Because it's based on and thus only ever asymptotically secure as Firefox, which is not the most secure browser architecture, and because of the economics of browser exploit development, and the fact that Tor Browser Bundle collapses a whole set of valuable targets down to a single release train, we can be sure that pretty much anyone who uses browser exploits as standard operating procedure has a stockpile of TBB exploits.
Re-evaluate whether the kind of privacy offered by tor is your number one priority. A lot of journalists have notes and work product and contact info they need to protect, but they're not living deep undercover. The information stored on their computer is far more sensitive than the list of sites they visit.
> Re-evaluate whether the kind of privacy offered by tor is your number one priority
A good point. Though in fairness, that's why I included Chrome over a VPN as an option.
> The information stored on their computer is far more sensitive than the list of sites they visit.

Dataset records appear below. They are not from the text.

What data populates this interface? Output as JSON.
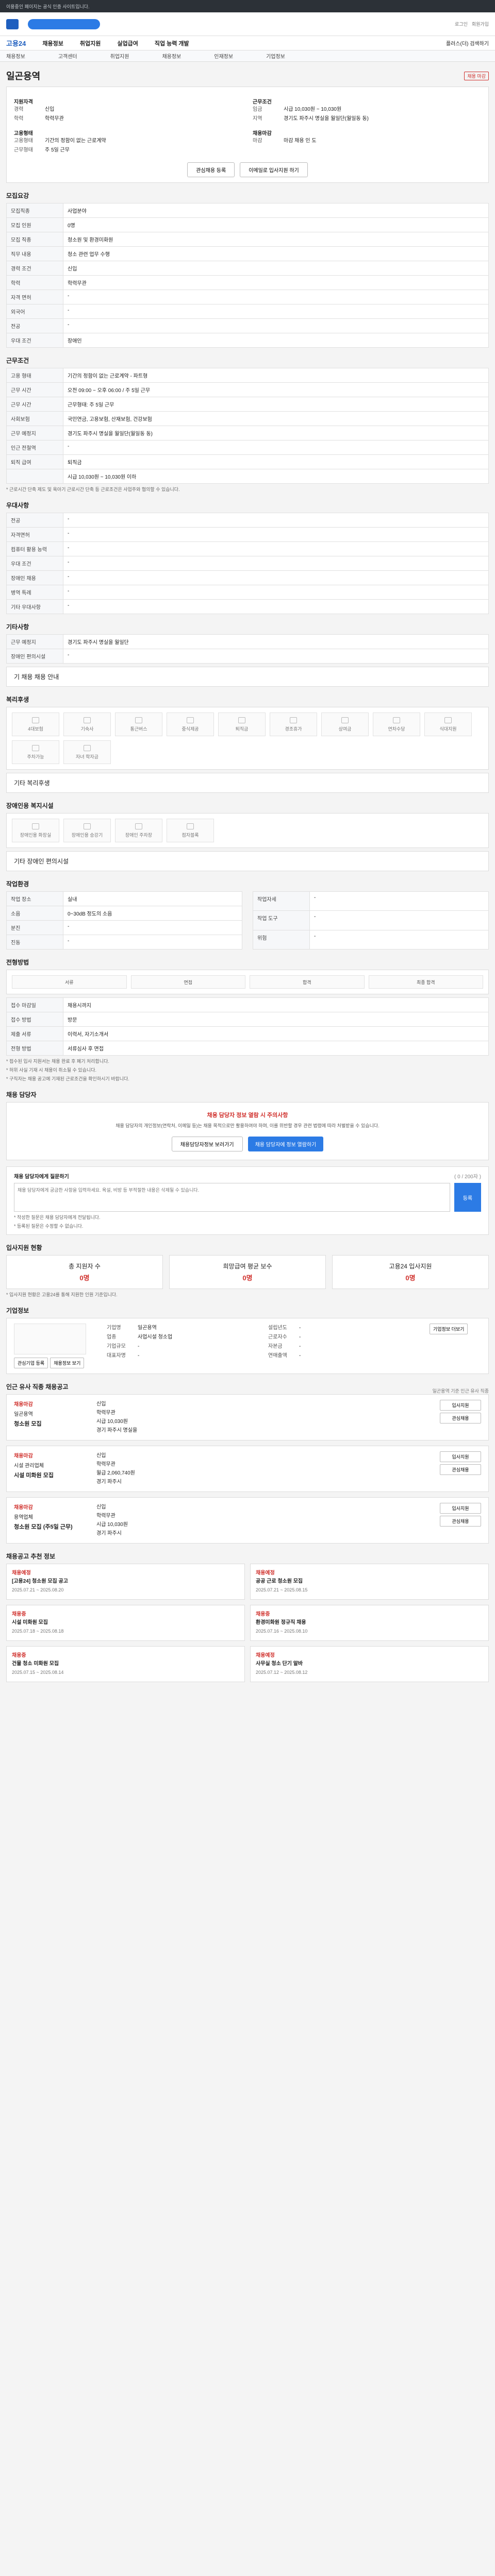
{
  "topbar": {
    "notice": "이용중인 페이지는 공식 인증 사이트입니다."
  },
  "header": {
    "right_links": [
      "로그인",
      "회원가입"
    ]
  },
  "gnb": {
    "brand": "고용24",
    "items": [
      "채용정보",
      "취업지원",
      "실업급여",
      "직업 능력 개발"
    ],
    "right": "플러스(더) 검색하기"
  },
  "lnb": {
    "items": [
      "채용정보",
      "고객센터",
      "취업지원",
      "채용정보",
      "인재정보",
      "기업정보"
    ]
  },
  "page": {
    "title": "일곤용역",
    "badge": "채용 마감"
  },
  "summary": {
    "left_head": "지원자격",
    "left": [
      [
        "경력",
        "신입"
      ],
      [
        "학력",
        "학력무관"
      ]
    ],
    "left2_head": "고용형태",
    "left2": [
      [
        "고용형태",
        "기간의 정함이 없는 근로계약"
      ],
      [
        "근무형태",
        "주 5일 근무"
      ]
    ],
    "right_head": "근무조건",
    "right": [
      [
        "임금",
        "시급 10,030원 ~ 10,030원"
      ],
      [
        "지역",
        "경기도 파주시 명실을 월일단(월일동 동)"
      ]
    ],
    "right2_head": "채용마감",
    "right2": [
      [
        "마감",
        "마감 채용 인 도"
      ]
    ],
    "buttons": [
      "관심채용 등록",
      "이메일로 입사지원 하기"
    ]
  },
  "apply_section": {
    "title": "모집요강",
    "rows": [
      [
        "모집직종",
        "사업분야"
      ],
      [
        "모집 인원",
        "0명"
      ],
      [
        "모집 직종",
        "청소원 및 환경미화원"
      ],
      [
        "직무 내용",
        "청소 관련 업무 수행"
      ],
      [
        "경력 조건",
        "신입"
      ],
      [
        "학력",
        "학력무관"
      ],
      [
        "자격 면허",
        "-"
      ],
      [
        "외국어",
        "-"
      ],
      [
        "전공",
        "-"
      ],
      [
        "우대 조건",
        "장애인"
      ]
    ]
  },
  "conditions": {
    "title": "근무조건",
    "rows": [
      [
        "고용 형태",
        "기간의 정함이 없는 근로계약 - 파트형"
      ],
      [
        "근무 시간",
        "오전 09:00 ~ 오후 06:00 / 주 5일 근무"
      ],
      [
        "근무 시간",
        "근무형태: 주 5일 근무"
      ],
      [
        "사회보험",
        "국민연금, 고용보험, 산재보험, 건강보험"
      ],
      [
        "근무 예정지",
        "경기도 파주시 명실을 월일단(월일동 동)"
      ],
      [
        "인근 전철역",
        "-"
      ],
      [
        "퇴직 급여",
        "퇴직금"
      ]
    ],
    "wage": "시급 10,030원 ~ 10,030원 이하",
    "note": "* 근로시간 단축 제도 및 육아기 근로시간 단축 등 근로조건은 사업주와 협의할 수 있습니다."
  },
  "welfare": {
    "title": "우대사항",
    "rows": [
      [
        "전공",
        "-"
      ],
      [
        "자격면허",
        "-"
      ],
      [
        "컴퓨터 활용 능력",
        "-"
      ],
      [
        "우대 조건",
        "-"
      ],
      [
        "장애인 채용",
        "-"
      ],
      [
        "병역 특례",
        "-"
      ],
      [
        "기타 우대사항",
        "-"
      ]
    ]
  },
  "other": {
    "title": "기타사항",
    "rows": [
      [
        "근무 예정지",
        "경기도 파주시 명실을 월일단"
      ],
      [
        "장애인 편의시설",
        "-"
      ]
    ],
    "extra": "기 채용 채용 안내"
  },
  "benefits": {
    "title": "복리후생",
    "tiles": [
      "4대보험",
      "기숙사",
      "통근버스",
      "중식제공",
      "퇴직금",
      "경조휴가",
      "상여금",
      "연차수당",
      "식대지원",
      "주차가능",
      "자녀 학자금"
    ],
    "etc": "기타 복리후생"
  },
  "disability": {
    "title": "장애인용 복지시설",
    "tiles": [
      "장애인용 화장실",
      "장애인용 승강기",
      "장애인 주차장",
      "점자블록"
    ],
    "etc": "기타 장애인 편의시설"
  },
  "company": {
    "title": "작업환경",
    "rows": [
      [
        "작업 장소",
        "실내"
      ],
      [
        "소음",
        "0~30dB 정도의 소음"
      ],
      [
        "분진",
        "-"
      ],
      [
        "진동",
        "-"
      ]
    ],
    "right_rows": [
      [
        "작업자세",
        "-"
      ],
      [
        "작업 도구",
        "-"
      ],
      [
        "위험",
        "-"
      ]
    ]
  },
  "process": {
    "title": "전형방법",
    "steps": [
      "서류",
      "면접",
      "합격",
      "최종 합격"
    ],
    "rows": [
      [
        "접수 마감일",
        "채용시까지"
      ],
      [
        "접수 방법",
        "방문"
      ],
      [
        "제출 서류",
        "이력서, 자기소개서"
      ],
      [
        "전형 방법",
        "서류심사 후 면접"
      ]
    ],
    "notes": [
      "* 접수된 입사 지원서는 채용 완료 후 폐기 처리합니다.",
      "* 허위 사실 기재 시 채용이 취소될 수 있습니다.",
      "* 구직자는 채용 공고에 기재된 근로조건을 확인하시기 바랍니다."
    ]
  },
  "contact": {
    "title": "채용 담당자",
    "alert_title": "채용 담당자 정보 열람 시 주의사항",
    "alert_desc": "채용 담당자의 개인정보(연락처, 이메일 등)는 채용 목적으로만 활용하여야 하며, 이를 위반할 경우 관련 법령에 따라 처벌받을 수 있습니다.",
    "buttons": [
      "채용담당자정보 보러가기",
      "채용 담당자에 정보 열람하기"
    ]
  },
  "inquiry": {
    "title": "채용 담당자에게 질문하기",
    "counter": "( 0 / 200자 )",
    "placeholder": "채용 담당자에게 궁금한 사항을 입력하세요. 욕설, 비방 등 부적절한 내용은 삭제될 수 있습니다.",
    "submit": "등록",
    "notes": [
      "* 작성한 질문은 채용 담당자에게 전달됩니다.",
      "* 등록된 질문은 수정할 수 없습니다."
    ]
  },
  "stats": {
    "title": "입사지원 현황",
    "items": [
      [
        "총 지원자 수",
        "0명"
      ],
      [
        "희망급여 평균 보수",
        "0명"
      ],
      [
        "고용24 입사지원",
        "0명"
      ]
    ],
    "note": "* 입사지원 현황은 고용24를 통해 지원한 인원 기준입니다."
  },
  "company_info": {
    "title": "기업정보",
    "rows": [
      [
        "기업명",
        "일곤용역"
      ],
      [
        "업종",
        "사업시설 청소업"
      ],
      [
        "기업규모",
        "-"
      ],
      [
        "대표자명",
        "-"
      ]
    ],
    "right_rows": [
      [
        "설립년도",
        "-"
      ],
      [
        "근로자수",
        "-"
      ],
      [
        "자본금",
        "-"
      ],
      [
        "연매출액",
        "-"
      ]
    ],
    "links": [
      "기업정보 더보기"
    ],
    "buttons": [
      "관심기업 등록",
      "채용정보 보기"
    ]
  },
  "similar": {
    "title": "인근 유사 직종 채용공고",
    "right": "일곤용역 기준 인근 유사 직종",
    "jobs": [
      {
        "tag": "채용마감",
        "company": "일곤용역",
        "title": "청소원 모집",
        "info": [
          "신입",
          "학력무관",
          "시급 10,030원",
          "경기 파주시 명실을"
        ],
        "buttons": [
          "입사지원",
          "관심채용"
        ]
      },
      {
        "tag": "채용마감",
        "company": "시설 관리업체",
        "title": "시설 미화원 모집",
        "info": [
          "신입",
          "학력무관",
          "월급 2,060,740원",
          "경기 파주시"
        ],
        "buttons": [
          "입사지원",
          "관심채용"
        ]
      },
      {
        "tag": "채용마감",
        "company": "용역업체",
        "title": "청소원 모집 (주5일 근무)",
        "info": [
          "신입",
          "학력무관",
          "시급 10,030원",
          "경기 파주시"
        ],
        "buttons": [
          "입사지원",
          "관심채용"
        ]
      }
    ]
  },
  "recommend": {
    "title": "채용공고 추천 정보",
    "items": [
      {
        "tag": "채용예정",
        "title": "[고용24] 청소원 모집 공고",
        "date": "2025.07.21 ~ 2025.08.20"
      },
      {
        "tag": "채용예정",
        "title": "공공 근로 청소원 모집",
        "date": "2025.07.21 ~ 2025.08.15"
      },
      {
        "tag": "채용중",
        "title": "시설 미화원 모집",
        "date": "2025.07.18 ~ 2025.08.18"
      },
      {
        "tag": "채용중",
        "title": "환경미화원 정규직 채용",
        "date": "2025.07.16 ~ 2025.08.10"
      },
      {
        "tag": "채용중",
        "title": "건물 청소 미화원 모집",
        "date": "2025.07.15 ~ 2025.08.14"
      },
      {
        "tag": "채용예정",
        "title": "사무실 청소 단기 알바",
        "date": "2025.07.12 ~ 2025.08.12"
      }
    ]
  }
}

Not that it invalidates your points, but I wonder how true this one statement is. First, remember that in addition to metadata Tor hides content (which may be redundant in the case of HTTPS-secured websites, but that's not a bad thing). Also, a journalists' metadata could tell you a lot about the who, what, when, where, why and how they are researching, and expose sources.
What is more valuable, knowing who a journalist is talking to and when, or knowing what was said? IM very HO, I think the former.